[blml] Revoke established?
Roger Pewick
axman22 at hotmail.com
Thu Jul 6 13:59:00 CEST 2006
----- Original Message -----
From: "John Probst" <john at asimere.com>
To: "Jan Peter Pals" <J.P.Pals at uva.nl>; "Sven Pran" <svenpran at online.no>;
"blml" <blml at rtflb.org>
Sent: Sunday, November 05, 2006 19:30 PM
Subject: Re: [blml] Revoke established?
>
> ----- Original Message -----
> From: "Jan Peter Pals" <J.P.Pals at uva.nl>
> To: "Sven Pran" <svenpran at online.no>; "blml" <blml at rtflb.org>
> Sent: Tuesday, July 04, 2006 11:19 AM
>
>
> >But what about L63a1: A revoke becomes established when the offender or
> >his partner leads or plays to the following trick (any such play,
> >**legal or illegal**, establishes the revoke).
>
> There was no play.
Once again John's keen insight is profound.

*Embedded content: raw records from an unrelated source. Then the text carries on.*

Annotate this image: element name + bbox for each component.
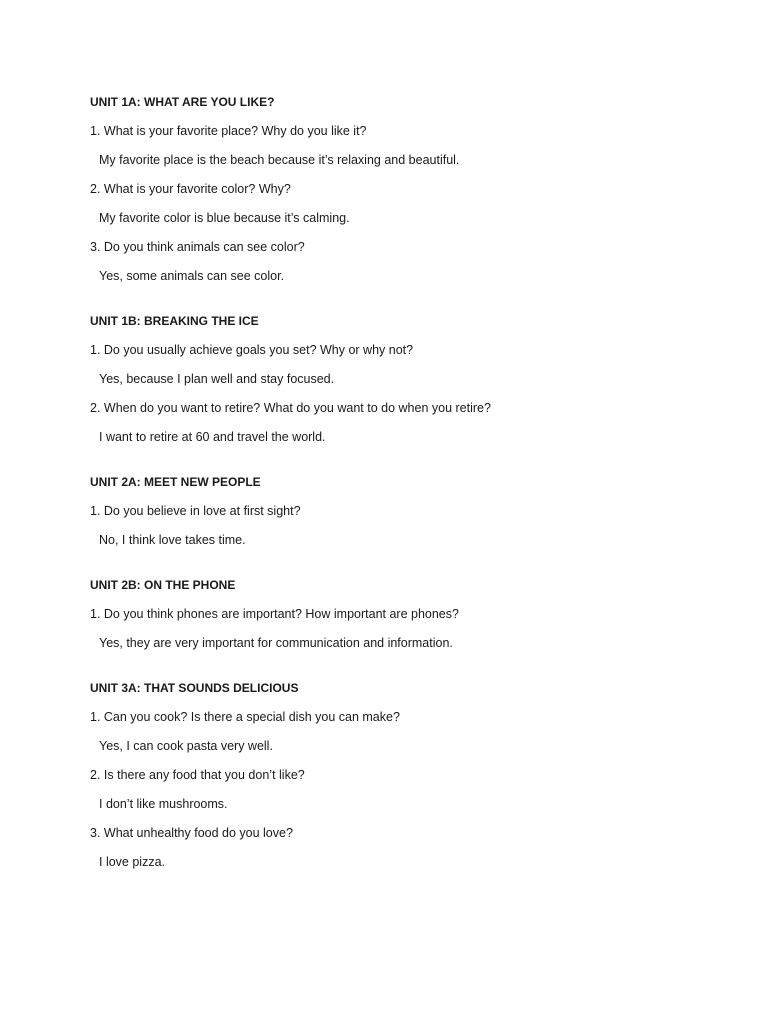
unit-title: UNIT 2A: MEET NEW PEOPLE <box>90 475 261 489</box>
unit-section-2a <box>90 474 710 548</box>
unit-section-3a <box>90 680 710 870</box>
question: 3. Do you think animals can see color? <box>90 240 305 254</box>
question: 3. What unhealthy food do you love? <box>90 826 293 840</box>
question: 2. What is your favorite color? Why? <box>90 182 291 196</box>
unit-section-1b <box>90 313 710 445</box>
answer: Yes, they are very important for communication and information. <box>99 636 453 650</box>
answer: I want to retire at 60 and travel the world. <box>99 430 326 444</box>
document-content <box>90 94 710 899</box>
unit-title: UNIT 2B: ON THE PHONE <box>90 578 236 592</box>
answer: No, I think love takes time. <box>99 533 246 547</box>
question: 2. When do you want to retire? What do you want to do when you retire? <box>90 401 491 415</box>
unit-section-1a <box>90 94 710 284</box>
answer: I don’t like mushrooms. <box>99 797 228 811</box>
answer: I love pizza. <box>99 855 166 869</box>
unit-title: UNIT 1A: WHAT ARE YOU LIKE? <box>90 95 275 109</box>
question: 1. What is your favorite place? Why do you like it? <box>90 124 367 138</box>
question: 1. Do you usually achieve goals you set? Why or why not? <box>90 343 414 357</box>
answer: Yes, some animals can see color. <box>99 269 285 283</box>
unit-title: UNIT 1B: BREAKING THE ICE <box>90 314 259 328</box>
answer: My favorite color is blue because it’s calming. <box>99 211 350 225</box>
answer: Yes, because I plan well and stay focused. <box>99 372 335 386</box>
unit-section-2b <box>90 577 710 651</box>
question: 1. Can you cook? Is there a special dish you can make? <box>90 710 400 724</box>
unit-title: UNIT 3A: THAT SOUNDS DELICIOUS <box>90 681 299 695</box>
answer: Yes, I can cook pasta very well. <box>99 739 273 753</box>
question: 2. Is there any food that you don’t like? <box>90 768 305 782</box>
answer: My favorite place is the beach because it’s relaxing and beautiful. <box>99 153 460 167</box>
question: 1. Do you believe in love at first sight? <box>90 504 301 518</box>
question: 1. Do you think phones are important? How important are phones? <box>90 607 459 621</box>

I suggest examining the effect:
Now For the sake of demonstration consider dummy's hand where a spade is the
OL and the SA is singleton in dummy. Dummy uninstructed plops it in a
played position. At T3 it is pointed out that no card from dummy was
+played+ to T1. Since the SA has not been played it +must+ be returned to
dummy's hand whereby T1 is defective and thus was won by one of the three
cards +played+ to it. Per L67 T1 must be corrected and one of dummy's cards
added to T1- ostensibly the ace. And that correction does not affect
ownership of T1.
regards
roger pewick
> Only declarer can play a card from dummy. The 63A1
> applies to a play such as a revoke from a player in turn. I'm clear in my
> own mind on this one. Other interpretations cause 'orrible problems.